Le peuple juif est habile, libre, fort et intelligent [3]

Mais je ne me bornerai pas à montrer qu'une situation géographique, déclarée convenable parce qu'elle est fertile, ou, précisément encore, parce qu'elle ne l'est pas, ne donne pas aux nations leur valeur sociale : il faut encore bien établir que cette valeur sociale est tout à fait indépendante des circonstances matérielles environnantes. Je citerai les Arméniens, renfermés dans leurs montagnes, dans ces mêmes montagnes où tant d'autres peuples vivent et meurent barbares de génération en génération, parvenant, dès une antiquité très reculée, à une civilisation assez haute. Ces régions pourtant étaient presque closes, sans fertilité remarquable, sans communication avec la mer.
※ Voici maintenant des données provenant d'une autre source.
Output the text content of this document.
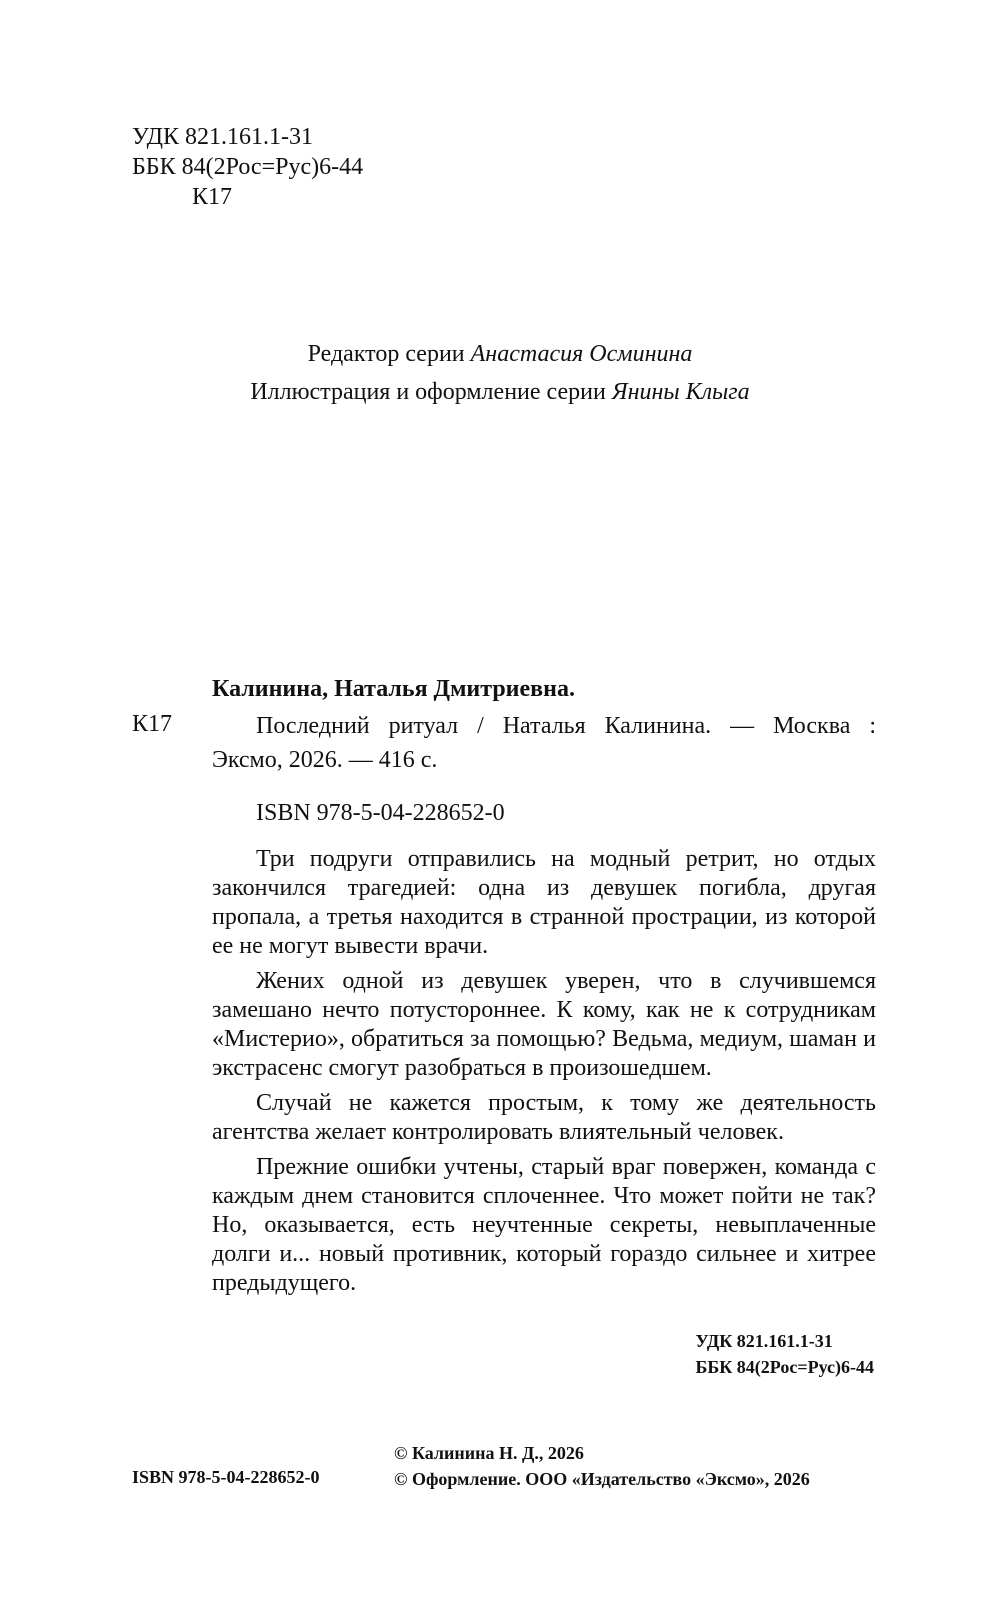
УДК 821.161.1-31
ББК 84(2Рос=Рус)6-44
К17
Редактор серии Анастасия Осминина
Иллюстрация и оформление серии Янины Клыга
Калинина, Наталья Дмитриевна.
К17	Последний ритуал / Наталья Калинина. — Москва :
Эксмо, 2026. — 416 с.
ISBN 978-5-04-228652-0

Три подруги отправились на модный ретрит, но отдых закончился трагедией: одна из девушек погибла, другая пропала, а третья находится в странной прострации, из которой ее не могут вывести врачи.

Жених одной из девушек уверен, что в случившемся замешано нечто потустороннее. К кому, как не к сотрудникам «Мистерио», обратиться за помощью? Ведьма, медиум, шаман и экстрасенс смогут разобраться в произошедшем.

Случай не кажется простым, к тому же деятельность агентства желает контролировать влиятельный человек.

Прежние ошибки учтены, старый враг повержен, команда с каждым днем становится сплоченнее. Что может пойти не так? Но, оказывается, есть неучтенные секреты, невыплаченные долги и... новый противник, который гораздо сильнее и хитрее предыдущего.

УДК 821.161.1-31
ББК 84(2Рос=Рус)6-44
ISBN 978-5-04-228652-0
© Калинина Н. Д., 2026
© Оформление. ООО «Издательство «Эксмо», 2026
Les Juifs se trouvaient dans une position analogue, entourés de tribus parlant des dialectes d'une langue patente de la leur, et dont la plupart leur tenaient d'assez près par le sang ; ils devancèrent pourtant tous ces groupes. On les vit guerriers, agriculteurs, commerçants ; on les vit, sous ce gouvernement singulièrement compliqué, où la monarchie, la théocratie, le pouvoir patriarcal des chefs de famille et la puissance démocratique du peuple, représentée par les assemblées et les prophètes, s'équilibraient d'une manière bien bizarre, traverser de longs siècles de prospérité et de gloire, et vaincre, par un système d'émigration des plus intelligents, les difficultés qu'opposaient à leur expansion les limites étroites de leur domaine. Et qu'était-ce encore que ce domaine? Les voyageurs modernes savent au prix de quels efforts savants les agronomes israélites en entretenaient la factice fécondité. Depuis que cette race choisie n'habite plus ses montagnes et ses plaines, le puits où buvaient les troupeaux de Jacob est comblé par les sables, la vigne de Naboth a été envahie par le désert, tout comme l'emplacement du palais d'Achab par les ronces. Et dans ce misérable coin du monde, que furent les Juifs? Je le répète, un peuple habile en tout ce qu'il entreprit, un peuple libre, un peuple fort, un peuple intelligent, et qui, avant de perdre bravement, les armes à la main, le titre de nation indépendante, avait fourni au monde presque autant de docteurs que de marchands [4].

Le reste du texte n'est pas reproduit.